Ici, il s’agit d’un portrait anonyme, qui pourrait toutefois correspondre à celui d’Auguste de Saxe (1526-1586), fils d’Henri V le Pieux et frère de Maurice (inv. 795.1.278) le premier électeur de Saxe de la branche albertine. En 1548, il épouse Anna, la fille du roi Christian III du Danemark. À défaut d’hériter de Maurice, et après avoir repoussé les prétentions des descendants de la ligne ernestine, Auguste prend le titre d’électeur de Saxe en 1553. Auguste est un souverain collectionneur, surnommé « Auguste le Pieux », « l’OEil », « le Coeur », et « la Tête de l’Empire ». À partir de 1560, il est le premier à rassembler à Dresde une collection d’outils et d’instruments scientifiques et les présente au public.
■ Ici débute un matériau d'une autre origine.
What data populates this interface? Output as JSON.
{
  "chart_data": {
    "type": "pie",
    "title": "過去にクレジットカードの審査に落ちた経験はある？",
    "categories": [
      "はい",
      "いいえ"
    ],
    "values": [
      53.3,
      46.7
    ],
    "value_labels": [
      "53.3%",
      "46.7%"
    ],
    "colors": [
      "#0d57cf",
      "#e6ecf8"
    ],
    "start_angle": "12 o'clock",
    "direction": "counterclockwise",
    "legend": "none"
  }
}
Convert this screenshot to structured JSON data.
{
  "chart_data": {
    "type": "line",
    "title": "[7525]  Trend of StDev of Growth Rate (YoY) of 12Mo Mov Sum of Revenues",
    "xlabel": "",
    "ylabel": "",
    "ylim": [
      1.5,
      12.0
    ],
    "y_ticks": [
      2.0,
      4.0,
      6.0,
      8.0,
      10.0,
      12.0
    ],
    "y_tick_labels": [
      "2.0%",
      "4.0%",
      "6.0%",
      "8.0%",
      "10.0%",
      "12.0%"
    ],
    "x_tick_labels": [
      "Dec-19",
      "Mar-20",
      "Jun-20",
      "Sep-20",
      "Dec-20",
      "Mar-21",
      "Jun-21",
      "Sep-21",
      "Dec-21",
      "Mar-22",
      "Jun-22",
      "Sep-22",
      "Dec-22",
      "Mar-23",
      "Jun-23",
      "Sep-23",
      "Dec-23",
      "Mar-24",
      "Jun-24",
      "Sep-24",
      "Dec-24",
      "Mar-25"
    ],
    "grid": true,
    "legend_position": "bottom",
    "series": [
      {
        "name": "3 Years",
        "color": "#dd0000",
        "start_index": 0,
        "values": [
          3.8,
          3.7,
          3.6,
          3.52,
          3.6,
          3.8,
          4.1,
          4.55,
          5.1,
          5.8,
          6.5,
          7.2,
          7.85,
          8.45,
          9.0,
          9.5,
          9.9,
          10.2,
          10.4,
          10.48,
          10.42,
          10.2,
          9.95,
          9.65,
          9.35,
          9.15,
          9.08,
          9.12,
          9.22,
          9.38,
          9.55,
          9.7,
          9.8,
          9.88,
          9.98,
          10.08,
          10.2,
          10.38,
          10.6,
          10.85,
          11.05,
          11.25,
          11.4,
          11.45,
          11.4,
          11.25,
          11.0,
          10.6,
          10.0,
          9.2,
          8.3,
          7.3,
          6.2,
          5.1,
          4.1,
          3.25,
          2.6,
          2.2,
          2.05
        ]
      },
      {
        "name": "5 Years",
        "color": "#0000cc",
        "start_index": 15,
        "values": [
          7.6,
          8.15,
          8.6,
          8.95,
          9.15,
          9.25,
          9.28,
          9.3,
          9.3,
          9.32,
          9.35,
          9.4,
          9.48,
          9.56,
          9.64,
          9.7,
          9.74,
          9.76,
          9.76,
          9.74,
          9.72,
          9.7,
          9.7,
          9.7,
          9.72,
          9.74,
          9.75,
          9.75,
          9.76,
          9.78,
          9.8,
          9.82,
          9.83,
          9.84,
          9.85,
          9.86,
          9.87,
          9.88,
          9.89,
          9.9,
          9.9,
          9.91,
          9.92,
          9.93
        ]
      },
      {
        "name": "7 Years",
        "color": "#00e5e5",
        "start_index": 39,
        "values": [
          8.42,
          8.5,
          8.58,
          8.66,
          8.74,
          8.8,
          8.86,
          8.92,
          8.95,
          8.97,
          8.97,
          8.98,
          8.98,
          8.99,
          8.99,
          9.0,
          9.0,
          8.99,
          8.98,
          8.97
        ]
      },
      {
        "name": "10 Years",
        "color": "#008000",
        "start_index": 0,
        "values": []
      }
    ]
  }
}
Ce cabinet est l’un des ancêtres des musées techniques nés à la fin du XVIIIe siècle. Par ailleurs, Auguste remet les finances en bon état et donne une nouvelle organisation à l’administration publique de son territoire. En 1580, il favorise l‘adoption de la formule de Concorde par les luthériens qui commencent à se diviser. Deux ans plus tard, il s’oppose dans la diète d’Augsbourg à l’introduction du calendrier grégorien dans l’Allemagne protestante. Il meurt en 1586 à soixante ans, l’année de son second mariage avec Agnès-Edwige, appartenant à la principauté d’Anhalt. Ses successeurs ne répondirent pas aux espérances que Maurice et lui-même avaient nourries pour la Saxe. En 1697, Frédéric-Auguste Ier, fils de l’électeur Jean- Georges IV, abjura le luthérianisme pour joindre à la Saxe le royaume de Pologne.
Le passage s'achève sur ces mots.